Walk past any children’s match, in any sport, on any weekend in any park in Ireland, and you will hear a cacophony of shouting from parents urging their kids on.
This weekend, however, clubs throughout the country will play host to the odd spectacle of underage sport performed to the backdrop of that rare thing in modern Ireland: the sound of silence.
Exasperated by the behaviour of fellow spectators, a group of concerned parents have organised a Silent Sideline Weekend, in which parents and coaches will be gagged. While applause is allowed, all spoken communication, whether cajoling or scathing, will be strictly forbidden.
Inspired by similar initiatives in the US and England, the campaign is designed as an antidote to what Gary Lineker recently termed the “bile and nonsense parents spout” at kids’ games. It’s an issue that has long been ignored at national level in Gaelic games and soccer, but which gained prominence recently when the Dublin District Schoolboys League urged clubs to ban overly vocal parents after reports of verbal and physical altercations.
‘It’s abuse, really’
“You’d have lots of foul language,” says Dubliner Antonio Mantero, organiser of the Silent Sideline Weekend. “You have parents questioning every single decision, ridiculing kids in front of other kids; telling kids they’ll take them off if they don’t do what they’re told.
“Parents are so used to it that they think it’s normal, but it’s abuse, really. All the screaming and the shouting invades a child’s playtime. A children’s pitch is essentially a playground. If adults acted in the same way in a playground, the guards would be called.
“The idea with this weekend is just to let the kids play, to let them make decisions and mistakes by themselves without parents shouting at them.”
About 70 clubs have signed up to the initiative, the first time a Silent Weekend has been attempted across a whole country.

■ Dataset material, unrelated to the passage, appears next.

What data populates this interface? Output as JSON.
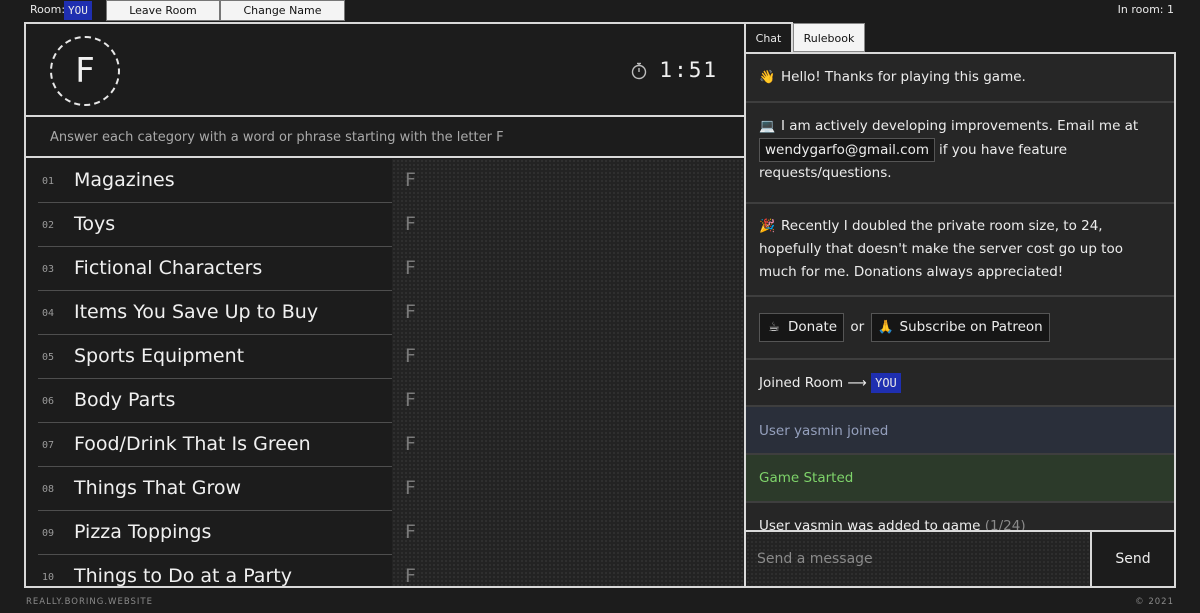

While the caricature of the irate coach living vicariously through his young charges is well known, the idea that parents could be holding back their own children’s sporting development comes as a surprise to many – not least, it seems, to the parents themselves.

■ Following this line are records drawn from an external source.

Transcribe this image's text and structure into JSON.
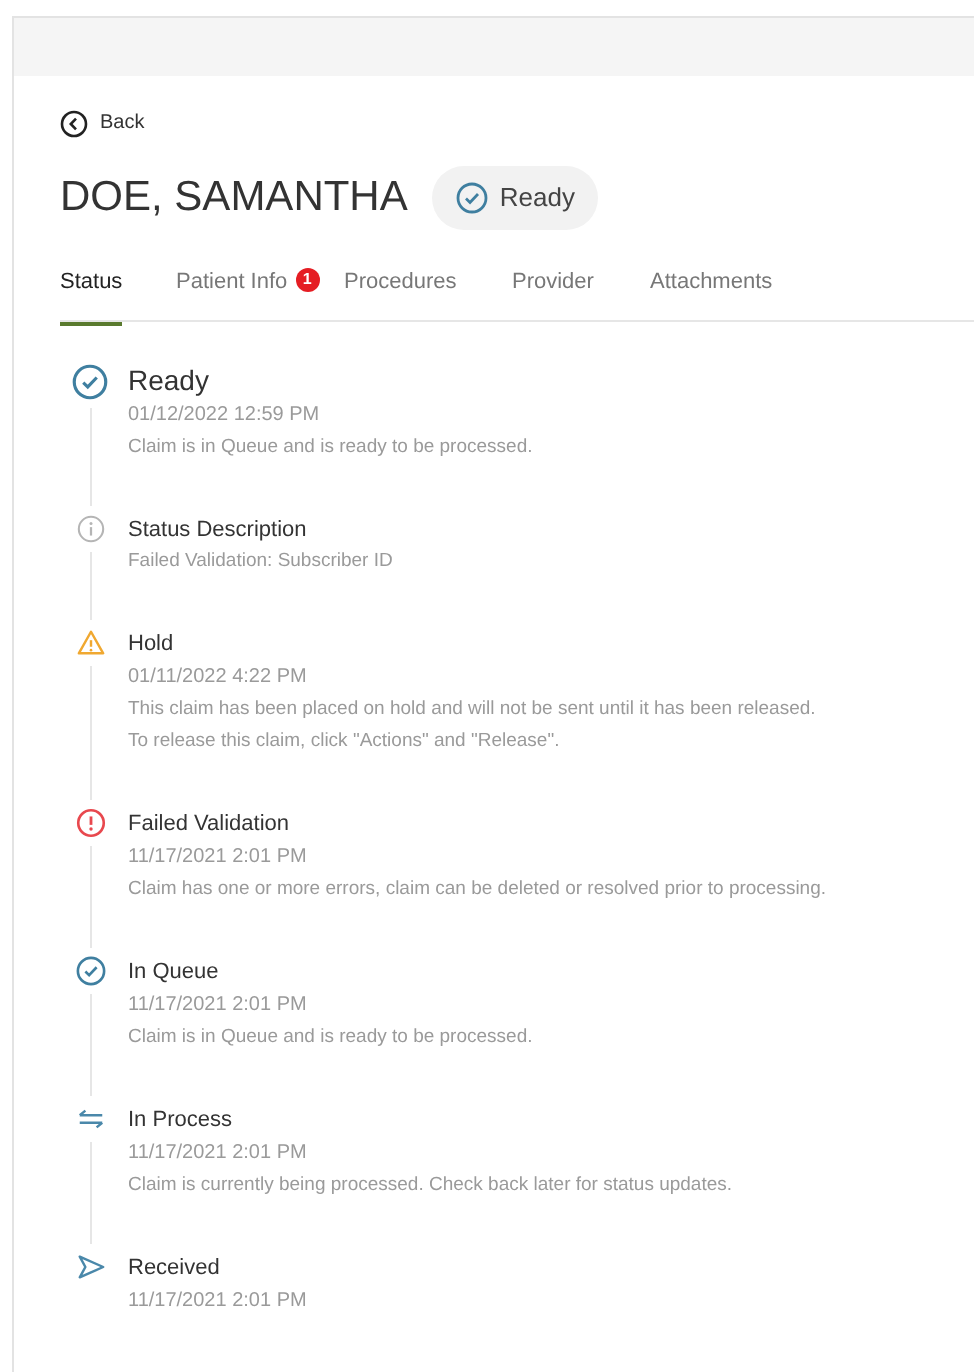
{
  "back": {
    "label": "Back"
  },
  "patient": {
    "name": "DOE, SAMANTHA",
    "status": "Ready"
  },
  "tabs": [
    {
      "label": "Status",
      "selected": true
    },
    {
      "label": "Patient Info",
      "selected": false,
      "badge": "1"
    },
    {
      "label": "Procedures",
      "selected": false
    },
    {
      "label": "Provider",
      "selected": false
    },
    {
      "label": "Attachments",
      "selected": false
    }
  ],
  "timeline": [
    {
      "kind": "check",
      "current": true,
      "title": "Ready",
      "date": "01/12/2022 12:59 PM",
      "lines": [
        "Claim is in Queue and is ready to be processed."
      ]
    },
    {
      "kind": "info",
      "current": false,
      "title": "Status Description",
      "lines": [
        "Failed Validation: Subscriber ID"
      ]
    },
    {
      "kind": "warning",
      "current": false,
      "title": "Hold",
      "date": "01/11/2022 4:22 PM",
      "lines": [
        "This claim has been placed on hold and will not be sent until it has been released.",
        "To release this claim, click \"Actions\" and \"Release\"."
      ]
    },
    {
      "kind": "error",
      "current": false,
      "title": "Failed Validation",
      "date": "11/17/2021 2:01 PM",
      "lines": [
        "Claim has one or more errors, claim can be deleted or resolved prior to processing."
      ]
    },
    {
      "kind": "check",
      "current": false,
      "title": "In Queue",
      "date": "11/17/2021 2:01 PM",
      "lines": [
        "Claim is in Queue and is ready to be processed."
      ]
    },
    {
      "kind": "transfer",
      "current": false,
      "title": "In Process",
      "date": "11/17/2021 2:01 PM",
      "lines": [
        "Claim is currently being processed. Check back later for status updates."
      ]
    },
    {
      "kind": "send",
      "current": false,
      "title": "Received",
      "date": "11/17/2021 2:01 PM"
    }
  ]
}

“Until two years ago I was more interested in him winning than learning the game,” says Kildare parent Desy Balmer, whose son, Adam, plays for Naas AFC and Round Towers GAA club. “I still get carried away with games, but not to the extent I’m screaming. It’s all about educating ourselves as parents and coaches.”
Put under pressure
Rob Connell, children's officer with Trim Celtic, has seen 11 year olds vomit on the sideline due to parental pressure. "When you send parents or coaches on courses, they think they're doing the right thing until they stand back. Then they are a little bit aghast.
“Children would get to the stage where they’d be crying on the pitch. The worst I’ve seen this year was a girls’ team being told by coaches to ‘tackle them hard, take them down’. This was under-10s.”

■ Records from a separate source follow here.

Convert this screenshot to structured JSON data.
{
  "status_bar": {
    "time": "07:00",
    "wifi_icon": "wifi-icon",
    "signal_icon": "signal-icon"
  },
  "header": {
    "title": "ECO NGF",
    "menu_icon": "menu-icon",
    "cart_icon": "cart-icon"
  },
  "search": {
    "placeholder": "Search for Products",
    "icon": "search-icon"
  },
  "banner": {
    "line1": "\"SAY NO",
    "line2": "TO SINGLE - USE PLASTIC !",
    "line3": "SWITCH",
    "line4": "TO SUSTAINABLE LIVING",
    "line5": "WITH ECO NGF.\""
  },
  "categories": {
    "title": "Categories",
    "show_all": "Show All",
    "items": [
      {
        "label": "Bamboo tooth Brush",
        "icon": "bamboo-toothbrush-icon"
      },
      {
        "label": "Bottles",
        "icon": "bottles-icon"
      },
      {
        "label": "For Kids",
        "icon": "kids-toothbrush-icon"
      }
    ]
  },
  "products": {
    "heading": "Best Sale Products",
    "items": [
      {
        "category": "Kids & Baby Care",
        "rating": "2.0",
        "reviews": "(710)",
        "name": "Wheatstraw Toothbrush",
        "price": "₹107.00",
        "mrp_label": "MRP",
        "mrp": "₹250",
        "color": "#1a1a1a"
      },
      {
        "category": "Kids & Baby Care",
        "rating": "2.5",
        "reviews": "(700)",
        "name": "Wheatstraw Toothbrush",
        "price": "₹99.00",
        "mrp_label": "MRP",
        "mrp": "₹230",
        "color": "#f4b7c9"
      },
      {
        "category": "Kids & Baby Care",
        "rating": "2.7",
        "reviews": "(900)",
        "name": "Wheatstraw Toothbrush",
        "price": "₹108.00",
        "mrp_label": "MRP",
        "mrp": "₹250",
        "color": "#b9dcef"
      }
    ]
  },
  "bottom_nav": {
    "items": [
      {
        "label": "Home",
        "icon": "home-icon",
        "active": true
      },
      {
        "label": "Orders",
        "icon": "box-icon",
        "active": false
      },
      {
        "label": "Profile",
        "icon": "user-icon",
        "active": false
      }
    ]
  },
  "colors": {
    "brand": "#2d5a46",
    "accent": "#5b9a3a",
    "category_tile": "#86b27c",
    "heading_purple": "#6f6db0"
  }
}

“They used to swear at us at my last club,” recalls Andy Hourihan (13) from Clontarf in Dublin. “The shouting would make us make mistakes and then even the secondary coaches and physios would be giving out. There’d be a lot of adults shouting at you.
“I saw my friend’s little brother playing, and even he’d be getting yelled at. He’s eight.
“I’m playing with Marino now, and I’m much happier there. The manager still wants us to win but there’s no bad language and he doesn’t pick out individuals. At the last club they’d be picking on children.”
Mantero quotes studies that three-quarters of all children give up sport by the age of 13, with serious health and social consequences.
And, while those in charge of coaching children will require Garda vetting from next year, regulating the effect and role of parents in sport is a more emotive issue.
Dublin footballer Bernard Brogan recently stoked the fire by criticising parents who treat GAA training as a "babysitting service". Yet international best practice suggests young players learn more, and perform better, when parents aren't there at all. Many elite clubs, Manchester United and Chelsea included, ban parents from games until their mid-teens. European countries such as Spain and the Netherlands, meanwhile, have made certain age grades non-competitive to improve development.
While that is still some way off in Ireland, Mantero says the Silent Sideline Weekend is part of a broader issue of how much freedom we give our children.
"Everything kids do these days is organised by adults," he says. They can't think for themselves. There's so much adult control."